Au journal officiel du 8 juillet 2014
JORF n°0156 du 8 juillet 2014
Examen professionnel d’éducateur territorial des activités physiques et sportives principal (La Réunion) / Instruction budgétaire et comptable M. 21 des établissements publics de santé / Lutte contre les violences et discriminations commises à raison de l’orientation sexuelle et de l’identité de genre / Loi d’orientation et de programmation relative à la politique de développement et de solidarité internationale (reconnaissance du rôle des collectivités territoriales) / Modalités de répartition des responsabilités et des charges financières concernant les ouvrages d’art de rétablissement des voies
[1] Le rôle des collectivités territoriales y est notamment reconnu.
[2] Lorsque, du fait de la réalisation d’une nouvelle infrastructure de transport, la continuité d’une voie de communication existante est assurée par un ouvrage dénivelé, la superposition des ouvrages publics qui en résulte fait l’objet d’une convention entre le gestionnaire de l’infrastructure de transport nouvelle et le propriétaire de la voie existante. Cette convention prévoit les modalités de répartition des charges des opérations de surveillance, d’entretien, de réparation et de renouvellement de l’ouvrage ainsi que les conditions de sa remise en pleine propriété à la collectivité territoriale et d’ouverture à la circulation.
Pour la répartition des contributions respectives des parties à la convention, le principe de référence est la prise en charge par le gestionnaire de la nouvelle infrastructure de l’ensemble des charges relatives à la structure de l’ouvrage d’art.
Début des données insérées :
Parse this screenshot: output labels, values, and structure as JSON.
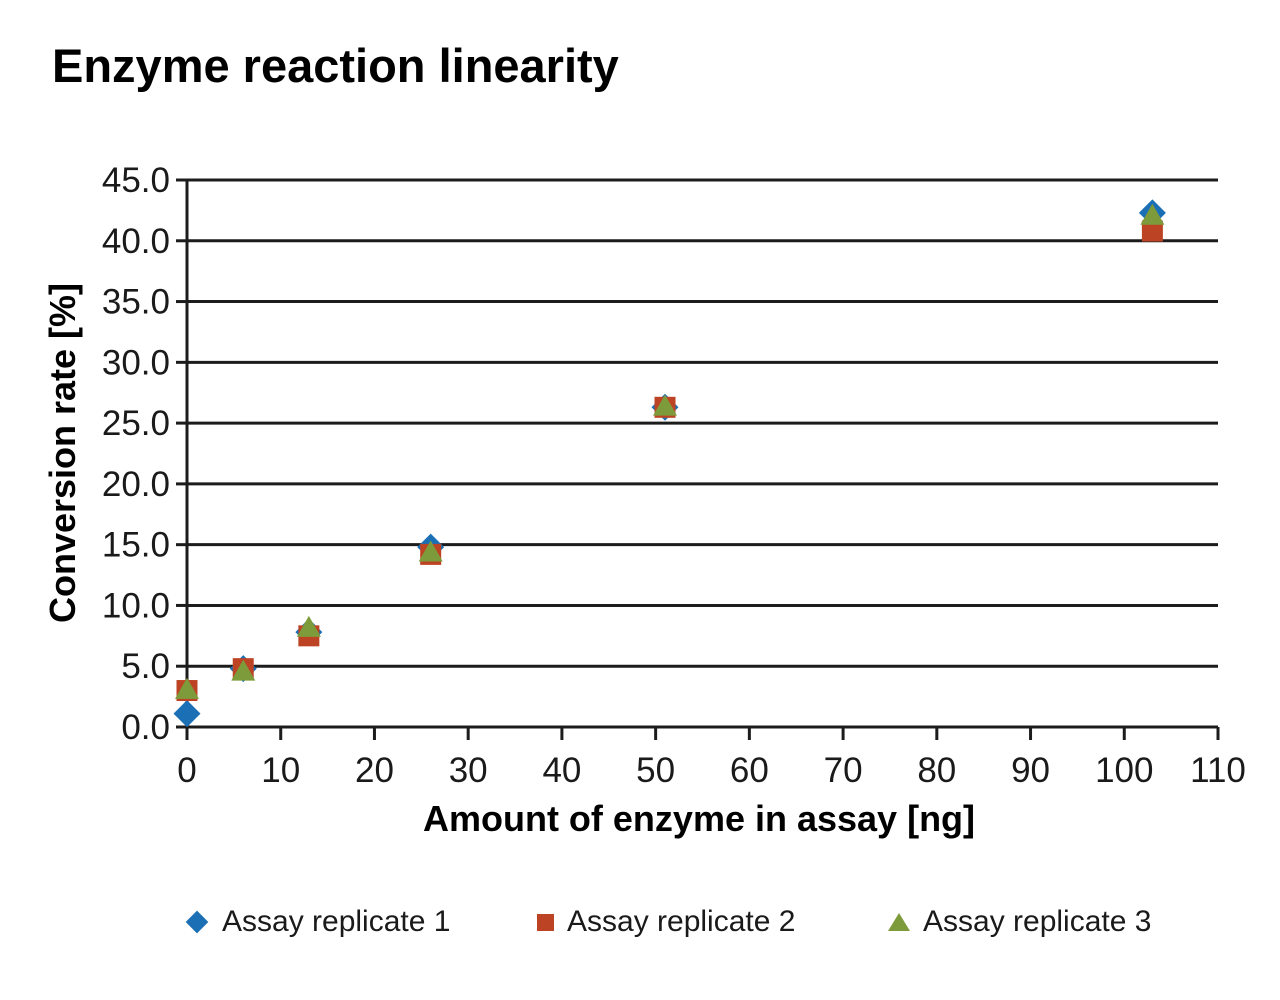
{
  "chart_data": {
    "type": "scatter",
    "title": "Enzyme reaction linearity",
    "xlabel": "Amount of enzyme in assay [ng]",
    "ylabel": "Conversion rate [%]",
    "xlim": [
      0,
      110
    ],
    "ylim": [
      0,
      45
    ],
    "x_tick_values": [
      0,
      10,
      20,
      30,
      40,
      50,
      60,
      70,
      80,
      90,
      100,
      110
    ],
    "x_tick_labels": [
      "0",
      "10",
      "20",
      "30",
      "40",
      "50",
      "60",
      "70",
      "80",
      "90",
      "100",
      "110"
    ],
    "y_tick_values": [
      0,
      5,
      10,
      15,
      20,
      25,
      30,
      35,
      40,
      45
    ],
    "y_tick_labels": [
      "0.0",
      "5.0",
      "10.0",
      "15.0",
      "20.0",
      "25.0",
      "30.0",
      "35.0",
      "40.0",
      "45.0"
    ],
    "grid": "horizontal-only",
    "legend_position": "bottom",
    "axis_color": "#1c1c1c",
    "background": "#ffffff",
    "series": [
      {
        "name": "Assay replicate 1",
        "marker": "diamond",
        "color": "#1b6fb5",
        "x": [
          0,
          6,
          13,
          26,
          51,
          103
        ],
        "y": [
          1.1,
          4.8,
          7.8,
          14.8,
          26.3,
          42.3
        ]
      },
      {
        "name": "Assay replicate 2",
        "marker": "square",
        "color": "#bc4424",
        "x": [
          0,
          6,
          13,
          26,
          51,
          103
        ],
        "y": [
          3.0,
          4.8,
          7.5,
          14.2,
          26.3,
          40.8
        ]
      },
      {
        "name": "Assay replicate 3",
        "marker": "triangle",
        "color": "#7e9b3b",
        "x": [
          0,
          6,
          13,
          26,
          51,
          103
        ],
        "y": [
          3.1,
          4.6,
          8.2,
          14.4,
          26.4,
          42.1
        ]
      }
    ]
  }
}
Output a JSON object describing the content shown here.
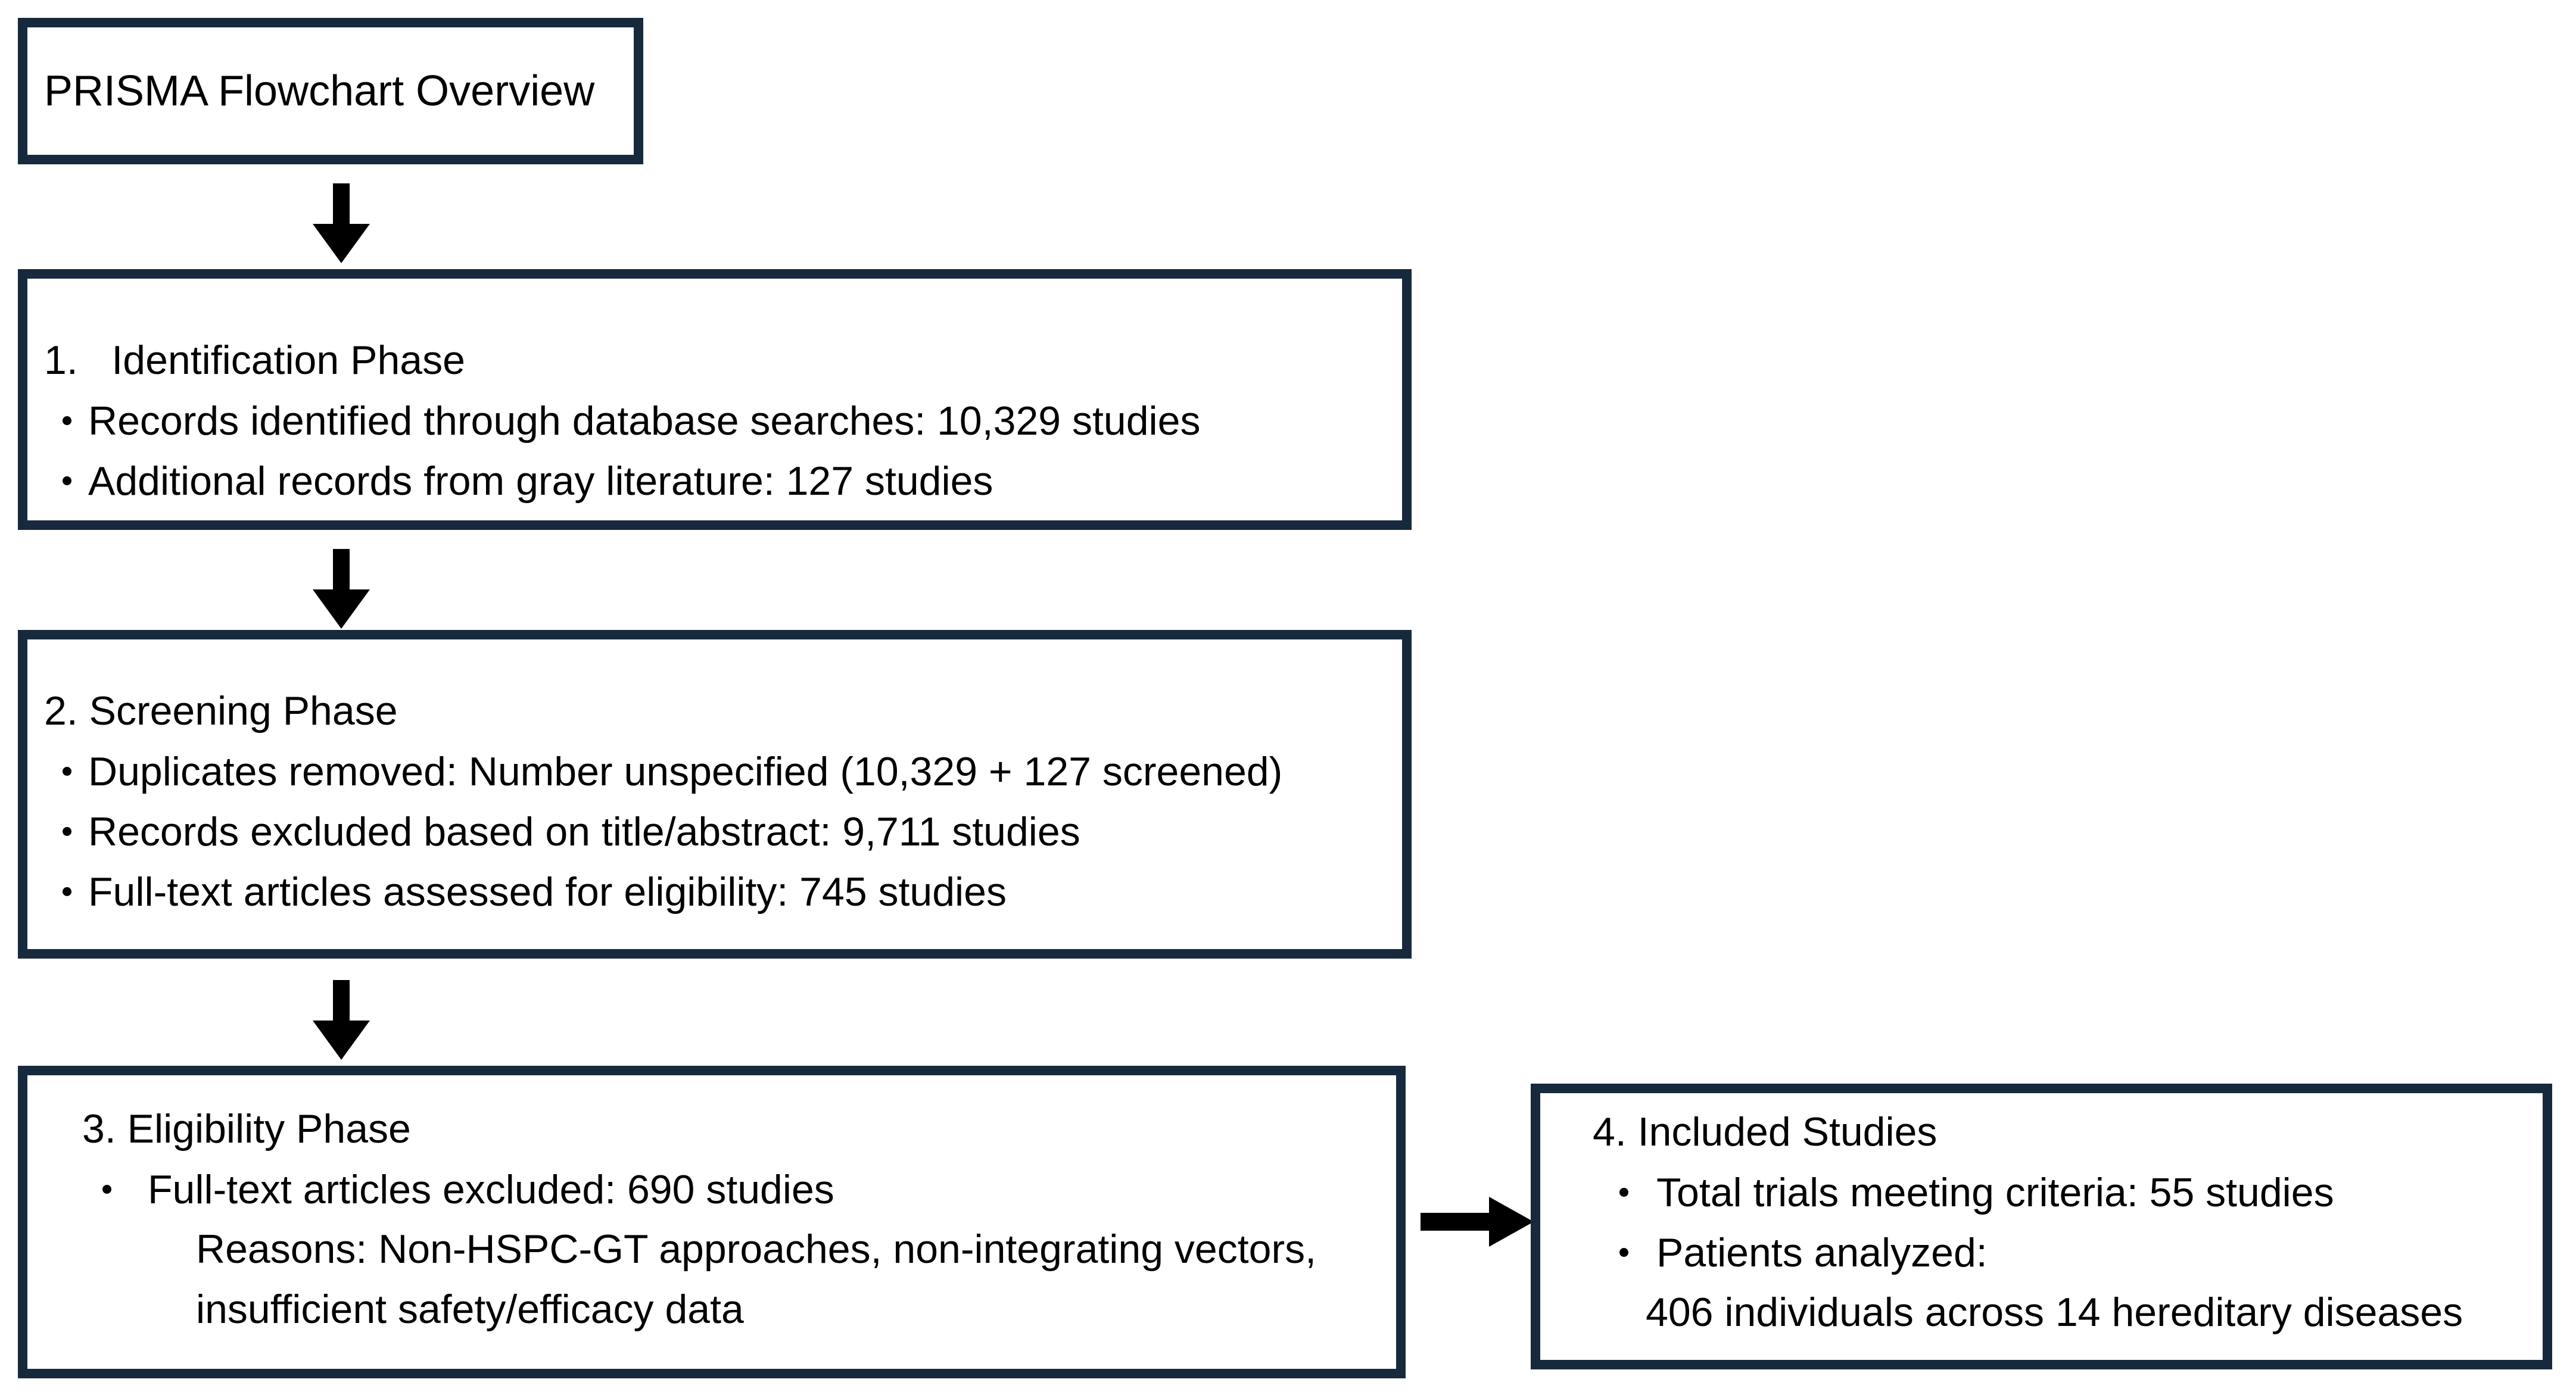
{
  "diagram": {
    "title_box": {
      "label": "PRISMA Flowchart Overview"
    },
    "phase1": {
      "heading": "1.   Identification Phase",
      "bullet1": "Records identified through database searches: 10,329 studies",
      "bullet2": "Additional records from gray literature: 127 studies"
    },
    "phase2": {
      "heading": "2. Screening Phase",
      "bullet1": "Duplicates removed: Number unspecified (10,329 + 127 screened)",
      "bullet2": "Records excluded based on title/abstract: 9,711 studies",
      "bullet3": "Full-text articles assessed for eligibility: 745 studies"
    },
    "phase3": {
      "heading": "3. Eligibility Phase",
      "bullet1": "Full-text articles excluded: 690 studies",
      "reason_line1": "Reasons: Non-HSPC-GT approaches, non-integrating vectors,",
      "reason_line2": "insufficient safety/efficacy data"
    },
    "phase4": {
      "heading": "4. Included Studies",
      "bullet1": "Total trials meeting criteria: 55 studies",
      "bullet2": "Patients analyzed:",
      "continuation": "406 individuals across 14 hereditary diseases"
    },
    "icons": {
      "down_arrow": "filled-black-down-arrow",
      "right_arrow": "filled-black-right-arrow",
      "bullet": "small-black-dot"
    },
    "colors": {
      "box_border": "#17293d",
      "box_background": "#ffffff",
      "arrow": "#000000",
      "text": "#000000",
      "page_background": "#ffffff"
    }
  }
}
Toutefois, les parties à la convention adaptent ce principe en fonction de leurs spécificités propres, notamment de leur capacité financière, de leur capacité technique ou encore de l’intérêt retiré par la réalisation de la nouvelle infrastructure de transport.
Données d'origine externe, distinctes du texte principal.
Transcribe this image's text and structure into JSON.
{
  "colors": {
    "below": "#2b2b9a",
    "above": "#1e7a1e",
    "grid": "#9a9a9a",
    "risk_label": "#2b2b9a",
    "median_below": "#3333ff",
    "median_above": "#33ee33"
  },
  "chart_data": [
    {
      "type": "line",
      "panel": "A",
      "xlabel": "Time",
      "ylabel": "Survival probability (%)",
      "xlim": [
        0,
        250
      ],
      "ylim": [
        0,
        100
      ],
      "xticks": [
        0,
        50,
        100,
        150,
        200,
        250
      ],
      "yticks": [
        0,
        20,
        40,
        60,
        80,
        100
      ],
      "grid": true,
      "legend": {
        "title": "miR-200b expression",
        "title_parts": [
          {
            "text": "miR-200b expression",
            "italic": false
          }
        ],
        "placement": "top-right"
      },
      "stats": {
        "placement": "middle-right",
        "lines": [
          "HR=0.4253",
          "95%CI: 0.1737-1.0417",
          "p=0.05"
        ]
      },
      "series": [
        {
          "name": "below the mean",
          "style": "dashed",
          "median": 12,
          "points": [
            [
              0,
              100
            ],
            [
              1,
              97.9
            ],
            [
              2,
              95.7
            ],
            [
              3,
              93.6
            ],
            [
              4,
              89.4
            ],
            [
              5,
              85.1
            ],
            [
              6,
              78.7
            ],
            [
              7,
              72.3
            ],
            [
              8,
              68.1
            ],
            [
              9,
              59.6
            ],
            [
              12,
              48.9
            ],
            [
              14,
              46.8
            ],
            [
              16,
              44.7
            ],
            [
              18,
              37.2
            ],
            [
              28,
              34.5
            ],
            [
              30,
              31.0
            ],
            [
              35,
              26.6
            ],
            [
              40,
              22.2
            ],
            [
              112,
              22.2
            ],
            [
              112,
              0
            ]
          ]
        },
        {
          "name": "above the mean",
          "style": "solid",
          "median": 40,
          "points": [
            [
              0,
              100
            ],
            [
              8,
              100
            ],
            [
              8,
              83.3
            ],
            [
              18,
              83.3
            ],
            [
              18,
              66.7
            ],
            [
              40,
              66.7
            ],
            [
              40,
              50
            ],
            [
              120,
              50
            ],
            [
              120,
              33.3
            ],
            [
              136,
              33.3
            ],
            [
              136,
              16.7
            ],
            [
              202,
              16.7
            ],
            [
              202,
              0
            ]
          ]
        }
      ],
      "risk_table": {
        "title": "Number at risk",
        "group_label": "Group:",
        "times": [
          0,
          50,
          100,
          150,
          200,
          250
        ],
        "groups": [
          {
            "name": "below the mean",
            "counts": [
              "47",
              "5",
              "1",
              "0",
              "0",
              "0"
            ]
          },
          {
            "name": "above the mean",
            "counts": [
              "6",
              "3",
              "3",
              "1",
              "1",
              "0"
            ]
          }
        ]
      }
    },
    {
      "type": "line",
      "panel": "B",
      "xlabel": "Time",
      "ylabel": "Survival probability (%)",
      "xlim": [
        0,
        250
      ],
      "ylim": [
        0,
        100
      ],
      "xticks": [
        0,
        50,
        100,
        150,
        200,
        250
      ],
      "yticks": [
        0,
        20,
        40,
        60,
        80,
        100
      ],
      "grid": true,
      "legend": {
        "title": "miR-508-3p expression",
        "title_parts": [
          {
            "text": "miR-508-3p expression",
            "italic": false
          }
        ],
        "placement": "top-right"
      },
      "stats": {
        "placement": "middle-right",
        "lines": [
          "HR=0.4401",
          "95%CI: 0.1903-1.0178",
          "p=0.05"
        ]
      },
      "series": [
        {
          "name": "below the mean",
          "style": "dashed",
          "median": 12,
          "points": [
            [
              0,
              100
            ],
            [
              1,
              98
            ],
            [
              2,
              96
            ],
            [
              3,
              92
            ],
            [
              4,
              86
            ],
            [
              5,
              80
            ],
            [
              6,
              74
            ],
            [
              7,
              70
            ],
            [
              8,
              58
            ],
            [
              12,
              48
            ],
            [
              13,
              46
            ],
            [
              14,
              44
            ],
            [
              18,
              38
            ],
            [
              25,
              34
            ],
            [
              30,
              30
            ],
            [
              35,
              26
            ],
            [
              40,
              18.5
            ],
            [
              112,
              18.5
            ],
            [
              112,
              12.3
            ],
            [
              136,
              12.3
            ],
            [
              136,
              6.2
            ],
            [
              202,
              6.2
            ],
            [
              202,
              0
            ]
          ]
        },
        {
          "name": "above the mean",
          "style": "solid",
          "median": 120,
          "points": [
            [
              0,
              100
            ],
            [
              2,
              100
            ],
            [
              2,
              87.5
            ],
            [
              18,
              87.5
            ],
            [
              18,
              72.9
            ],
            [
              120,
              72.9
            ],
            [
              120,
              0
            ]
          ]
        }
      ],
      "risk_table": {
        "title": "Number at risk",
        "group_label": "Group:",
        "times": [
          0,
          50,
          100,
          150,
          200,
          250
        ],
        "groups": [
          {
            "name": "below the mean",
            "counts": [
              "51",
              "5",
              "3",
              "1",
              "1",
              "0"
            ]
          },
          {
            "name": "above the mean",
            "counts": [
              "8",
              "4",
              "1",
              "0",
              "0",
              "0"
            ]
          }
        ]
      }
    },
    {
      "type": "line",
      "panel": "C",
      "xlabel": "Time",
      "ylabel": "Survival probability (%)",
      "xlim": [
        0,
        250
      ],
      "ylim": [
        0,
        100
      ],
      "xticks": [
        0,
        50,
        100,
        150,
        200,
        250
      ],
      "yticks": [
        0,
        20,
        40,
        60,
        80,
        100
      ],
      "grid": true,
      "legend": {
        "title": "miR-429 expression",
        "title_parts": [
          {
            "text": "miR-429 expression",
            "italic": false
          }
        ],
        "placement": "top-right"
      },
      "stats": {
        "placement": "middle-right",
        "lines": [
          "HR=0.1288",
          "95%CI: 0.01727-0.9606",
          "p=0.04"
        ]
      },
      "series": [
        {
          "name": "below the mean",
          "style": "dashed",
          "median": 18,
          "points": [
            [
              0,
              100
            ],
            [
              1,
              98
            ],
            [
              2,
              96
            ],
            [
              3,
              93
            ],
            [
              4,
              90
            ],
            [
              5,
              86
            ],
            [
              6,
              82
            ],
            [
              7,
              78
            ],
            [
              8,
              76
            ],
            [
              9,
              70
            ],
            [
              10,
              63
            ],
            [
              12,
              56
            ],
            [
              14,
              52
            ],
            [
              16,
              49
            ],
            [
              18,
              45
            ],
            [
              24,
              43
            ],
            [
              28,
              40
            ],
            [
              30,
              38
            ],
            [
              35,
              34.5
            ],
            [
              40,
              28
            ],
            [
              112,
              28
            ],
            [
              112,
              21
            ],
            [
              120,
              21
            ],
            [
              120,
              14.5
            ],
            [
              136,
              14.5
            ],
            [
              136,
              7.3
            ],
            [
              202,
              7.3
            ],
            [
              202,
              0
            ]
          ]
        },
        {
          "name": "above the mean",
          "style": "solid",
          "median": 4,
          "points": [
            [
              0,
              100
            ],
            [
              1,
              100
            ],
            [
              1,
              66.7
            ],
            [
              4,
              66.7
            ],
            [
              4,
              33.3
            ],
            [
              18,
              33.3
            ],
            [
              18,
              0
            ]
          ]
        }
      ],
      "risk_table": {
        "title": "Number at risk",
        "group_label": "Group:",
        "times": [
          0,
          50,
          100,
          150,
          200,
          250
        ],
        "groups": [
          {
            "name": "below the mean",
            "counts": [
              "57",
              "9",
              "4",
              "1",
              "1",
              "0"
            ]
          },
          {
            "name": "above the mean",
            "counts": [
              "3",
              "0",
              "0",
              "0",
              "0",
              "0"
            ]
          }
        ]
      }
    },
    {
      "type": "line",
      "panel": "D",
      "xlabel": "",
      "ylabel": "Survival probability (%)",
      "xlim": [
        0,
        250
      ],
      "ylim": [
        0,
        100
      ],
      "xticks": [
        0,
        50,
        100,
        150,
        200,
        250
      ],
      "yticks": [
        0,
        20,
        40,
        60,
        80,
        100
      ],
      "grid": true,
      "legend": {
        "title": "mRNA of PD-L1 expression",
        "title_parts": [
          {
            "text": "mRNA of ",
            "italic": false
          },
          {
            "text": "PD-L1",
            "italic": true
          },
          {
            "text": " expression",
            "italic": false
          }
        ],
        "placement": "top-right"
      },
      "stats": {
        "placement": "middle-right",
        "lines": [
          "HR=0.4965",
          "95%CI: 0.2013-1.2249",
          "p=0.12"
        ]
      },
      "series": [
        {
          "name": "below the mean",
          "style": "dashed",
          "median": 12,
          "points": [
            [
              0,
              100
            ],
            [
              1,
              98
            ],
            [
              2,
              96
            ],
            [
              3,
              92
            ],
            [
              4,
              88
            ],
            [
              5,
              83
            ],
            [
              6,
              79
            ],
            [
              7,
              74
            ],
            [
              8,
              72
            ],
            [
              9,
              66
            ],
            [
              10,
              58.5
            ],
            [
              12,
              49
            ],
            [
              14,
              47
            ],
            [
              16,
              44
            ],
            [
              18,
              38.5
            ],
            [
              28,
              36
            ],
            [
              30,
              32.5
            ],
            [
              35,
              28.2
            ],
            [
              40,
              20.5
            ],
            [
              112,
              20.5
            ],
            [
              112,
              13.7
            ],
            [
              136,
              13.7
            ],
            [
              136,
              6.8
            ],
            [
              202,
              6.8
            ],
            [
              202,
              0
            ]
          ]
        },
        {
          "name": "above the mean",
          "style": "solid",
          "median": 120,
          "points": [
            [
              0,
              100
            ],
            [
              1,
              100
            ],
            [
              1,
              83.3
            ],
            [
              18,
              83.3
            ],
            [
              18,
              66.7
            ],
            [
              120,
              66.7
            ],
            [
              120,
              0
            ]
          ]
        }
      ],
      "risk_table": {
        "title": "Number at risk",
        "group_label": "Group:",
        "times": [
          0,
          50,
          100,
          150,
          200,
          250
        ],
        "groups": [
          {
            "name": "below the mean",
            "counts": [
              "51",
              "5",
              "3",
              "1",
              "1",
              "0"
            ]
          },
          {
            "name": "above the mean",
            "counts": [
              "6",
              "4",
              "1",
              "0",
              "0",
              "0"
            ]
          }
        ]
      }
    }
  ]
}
En cas d’échec de la négociation relative à la signature de la convention, la partie la plus diligente peut demander la médiation du représentant de l’Etat dans le département, qui consulte l’ensemble des parties et saisit pour avis la chambre régionale des comptes dans un délai d’un mois. Si cette médiation n’aboutit pas ou en l’absence de recours à une médiation, l’une ou l’autre des parties peut saisir le juge administratif.